We first need to be honest. We need to stop pretending that rap is like any other art form when it comes to triggering stereotypes, and we need to acknowledge the very real prospect of wrongful or racially tainted convictions. Social science evidence confirms that individuals are more likely to find an accused who raps about violence guilty. That is likely even more true when the rapper is Black. We further need to acknowledge that, by allowing the criminal justice system to frequently use rap as evidence of guilt, we are criminalizing an entire musical form and culture. Finally, we need to admit that we are not, generally speaking, culturally competent enough to properly know what reliable inferences to draw from rap lyrics.
With this reflection, we can begin to safeguard against abuse. First, there must be a rigorous admissibility inquiry requiring, at a minimum, a very strong nexus between the lyrics and crime. Relevant questions to interrogate include: Is there clear evidence that the lyrics were written by the accused? When were the lyrics written? What was the purpose (i.e., commercial or personal use) in writing them? And do the lyrics contain specific and unique details that only the perpetrator would know?
In thinking about the issue of a strong nexus, it is imperative that the relevant context and interpretative evidence about the nature of rap music and the lyrics in question be given not only by a Crown expert, which historically has been a police officer (which raises additional concerns about cultural competence and impartiality), but also by a defence expert.

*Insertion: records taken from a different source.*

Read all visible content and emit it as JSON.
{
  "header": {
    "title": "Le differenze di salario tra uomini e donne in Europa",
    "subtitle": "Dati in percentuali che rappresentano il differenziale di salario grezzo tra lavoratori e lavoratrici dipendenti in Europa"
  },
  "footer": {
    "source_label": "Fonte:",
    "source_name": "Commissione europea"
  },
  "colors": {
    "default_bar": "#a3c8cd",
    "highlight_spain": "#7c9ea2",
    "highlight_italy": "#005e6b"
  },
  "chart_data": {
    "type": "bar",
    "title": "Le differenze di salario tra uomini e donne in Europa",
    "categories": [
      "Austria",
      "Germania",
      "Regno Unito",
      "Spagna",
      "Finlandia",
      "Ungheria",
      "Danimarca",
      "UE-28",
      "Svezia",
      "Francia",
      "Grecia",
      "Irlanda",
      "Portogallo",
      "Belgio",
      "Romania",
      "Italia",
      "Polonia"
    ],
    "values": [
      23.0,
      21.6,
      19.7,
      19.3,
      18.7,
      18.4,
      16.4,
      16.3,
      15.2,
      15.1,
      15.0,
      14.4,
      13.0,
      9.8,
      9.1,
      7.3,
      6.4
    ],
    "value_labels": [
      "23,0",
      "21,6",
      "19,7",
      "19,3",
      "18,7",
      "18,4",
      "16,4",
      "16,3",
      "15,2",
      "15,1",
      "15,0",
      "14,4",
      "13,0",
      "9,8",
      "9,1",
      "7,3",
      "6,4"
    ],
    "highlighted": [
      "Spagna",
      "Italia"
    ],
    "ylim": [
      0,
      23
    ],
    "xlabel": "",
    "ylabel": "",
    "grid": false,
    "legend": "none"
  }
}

Even assuming there is a strong nexus, we need to find ways to minimize the inherent prejudice. For example, is there other evidence capable of making the same point? In some cases, defence counsel may have to agree to admit the fact that their client is a member of a gang to safeguard the trial from the abuse of rap as proof of guilt.
Other ways to minimize the prejudice include limiting the number of lyrics and the manner in which they are presented. The prejudice inherent in using rap lyrics as evidence of guilt is only magnified when the jury is able to repeatedly see the performance of the songs on videos, as occurred in Heartless G’s case.
The Ontario Court of Appeal will soon have the opportunity to address these issues when it hears Heartless G’s appeal. Hopefully, it will put the brakes on our willingness to try the persona rather than the person in rap cases.